The first reasoning trace in the QwQ blog post seems impressive in how it manages to eventually stumble on the correct answer despite the 32B model clearly having no clue throughout, so it manages to effectively explore while almost blind. If this is sufficient to get o1-preview level results on reasoning benchmarks, it's plausible that RL in such post-training is mostly unhobbling the base models rather than making them smarter.
So some of these recipes might fail to have any way of scaling far, in the same sense that preference tuning doesn't scale far (unlike AlphaZero). QwQ post doesn't include a scaling plot, and the scaling plot in the DeepSeek-R1 post doesn't show improvement with further training, only with thinking for more tokens. The o1 post shows improvement with more training, but it might plateau in the uninteresting way instruction/preference post-training plateaus, making the model reliably do the thing its base model is already capable of in some sense. The similarity between o1, R1, and QwQ is superficial enough that the potential to scale with more post-training might be present in some of them and not others, or in none of them.
Relevant quote:
"We have discovered how to make matter think.
...
There is no way to pass “a law,” or a set of laws, to control an industrial revolution."

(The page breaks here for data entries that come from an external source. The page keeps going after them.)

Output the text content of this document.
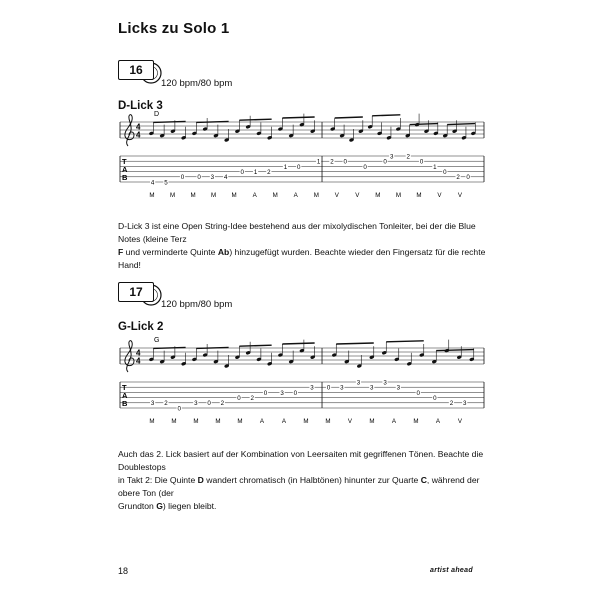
Licks zu Solo 1
16
120 bpm/80 bpm
D-Lick 3
D
4
4
T
A
B
4 5
0 0 3 4
0 1 2
1 0
1 2 0
0
0
3 2
0
1
0
2 0
M M M M M	A	M	A	M	V	V	M M M	V	V
D-Lick 3 ist eine Open String-Idee bestehend aus der mixolydischen Tonleiter, bei der die Blue Notes (kleine Terz
F und verminderte Quinte Ab) hinzugefügt wurden. Beachte wieder den Fingersatz für die rechte Hand!
17
120 bpm/80 bpm
G-Lick 2
G
4
4
T
A
B	3 2
0
3 0 2
0 2
0 3 0
3 0 3
3
3
3
3
0
0
2 3
M	M	M	M	M	A	A	M	M	V	M	A	M	A	V
Auch das 2. Lick basiert auf der Kombination von Leersaiten mit gegriffenen Tönen. Beachte die Doublestops
in Takt 2: Die Quinte D wandert chromatisch (in Halbtönen) hinunter zur Quarte C, während der obere Ton (der
Grundton G) liegen bleibt.
18	artist ahead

My suspicion: https://arxiv.org/html/2411.16489v1 taken and implemented on the small coding model.
Is it any mystery which of the DPO, PPO, RLHF, Fine tuning was likely the method for the advanced distillation there?
A new o1-like model based on Qwen-2.5-32B reportedly beats Claude 3.5 Sonnet[1] on a bunch of difficult reasoning benchmarks. A new regime dawns.
The blog post reveals nothing but the most inane slop ever sampled:
The model is available on HuggingFace. It's not yet clear when we'll hear more about the training details. EDIT: We can expect an official announcement tomorrow.
Not clear if this is Sonnet 3.5 new or old. For this, I blame Anthropic.